Johnvents Group embeds sustainability into operations with a new Environmental Charter, advancing ESG compliance, cocoa traceability, and food safety standards across its agribusiness value chain.

NIGERIA – Johnvents Group has launched its Environmental Charter, marking a significant step toward embedding sustainability into its operational framework and strengthening compliance across its value chain.
The Charter provides a structured approach to improving environmental performance, with a focus on resource efficiency, waste management, pollution prevention and climate action.
Unlike traditional policy documents, the framework is designed to be integrated into daily operations, ensuring accountability across production, procurement and logistics functions.

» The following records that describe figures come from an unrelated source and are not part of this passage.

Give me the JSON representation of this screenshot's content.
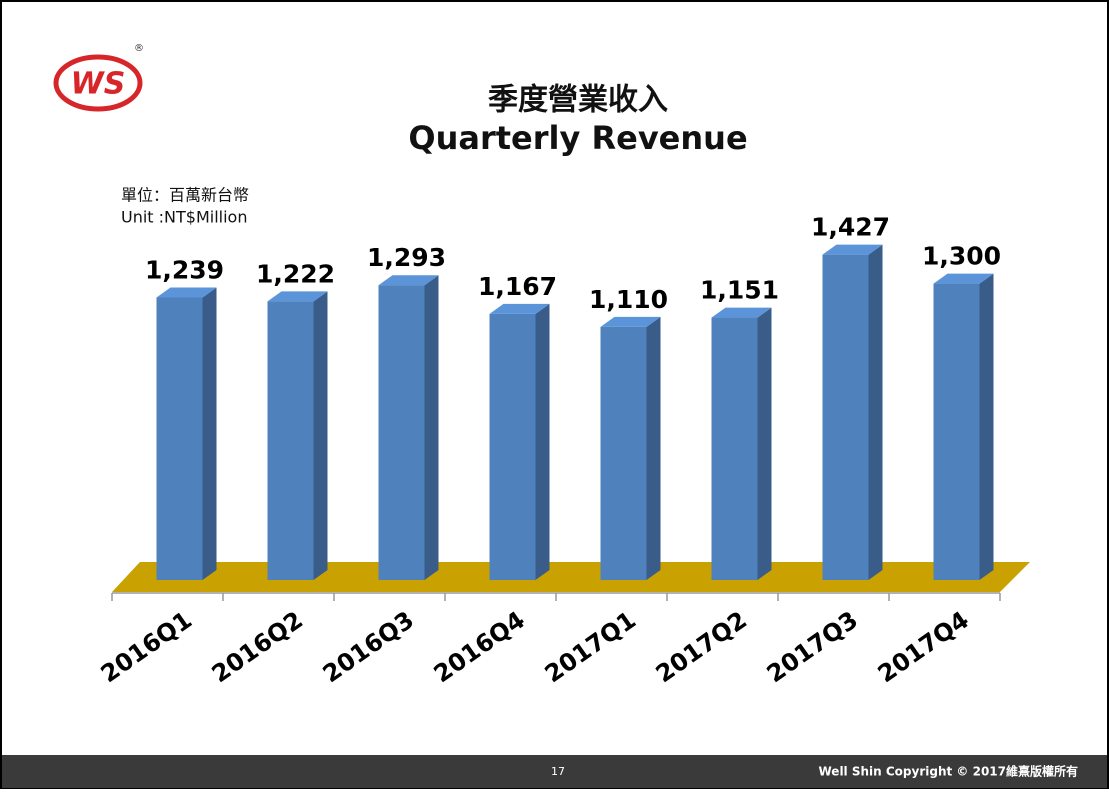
{
  "header": {
    "logo": "WS",
    "registered": "®"
  },
  "chart_data": {
    "type": "bar3d",
    "title": "季度營業收入",
    "subtitle": "Quarterly Revenue",
    "unit_label": "單位：百萬新台幣",
    "unit_label_en": "Unit :NT$Million",
    "categories": [
      "2016Q1",
      "2016Q2",
      "2016Q3",
      "2016Q4",
      "2017Q1",
      "2017Q2",
      "2017Q3",
      "2017Q4"
    ],
    "values": [
      1239,
      1222,
      1293,
      1167,
      1110,
      1151,
      1427,
      1300
    ],
    "value_labels": [
      "1,239",
      "1,222",
      "1,293",
      "1,167",
      "1,110",
      "1,151",
      "1,427",
      "1,300"
    ],
    "color": "#4f81bd",
    "floor_color": "#c9a100",
    "ylim": [
      0,
      1500
    ]
  },
  "footer": {
    "page": "17",
    "copyright": "Well Shin Copyright © 2017維熹版權所有"
  }
}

Group Managing Director John Alamu said the initiative reflects the company’s commitment to translating sustainability policies into measurable actions.
“Moving beyond a conventional policy document, the Charter defines clear priorities across resource efficiency, waste management, pollution prevention, and climate action, each backed by implementation plans, timelines, and measurable targets,” he said.
He added that the Charter is embedded within operational processes to drive execution at all levels. “Crucially, it is embedded within daily operations rather than isolated within a sustainability function, placing execution in the hands of teams across production, procurement, and logistics,” Alamu stated.
The initiative aligns the company with international environmental, social and governance expectations, particularly in the cocoa export sector, where compliance with global due diligence standards is increasingly required.
The Group also reported progress in its FMCG arm, Johnvents Foods, which recently completed the FSSC 22000 Stage 2 audit conducted by Bureau Veritas on March 3–4.
“The audit evaluated the effectiveness of the facility’s food safety management systems, including hazard analysis, operational controls, and compliance procedures,” Alamu said.
“The outcome confirmed that our systems meet international standards and positions us on the threshold of full certification.”
Upstream operations have also been strengthened through enhanced cocoa sourcing practices. The company trained 28 Licensed Buying Agents on traceability protocols, record-keeping and regulatory compliance, ensuring alignment with international requirements such as European deforestation regulations.
Further efforts have focused on social compliance and governance. Thirteen field officers from the company’s Child Labour Monitoring and Remediation System received advanced training from the International Cocoa Initiative, while 105 cooperative leaders in Owo and Akure participated in governance training programmes.
“These milestones reflect a Group that is systematically closing the gap between ambition and execution,” Alamu said.
“The progress recorded is evidence of a long-term strategy taking root—one that positions us to capture higher-value opportunities, strengthen relationships with global partners, and lead the next chapter of Nigerian agribusiness on our own terms.”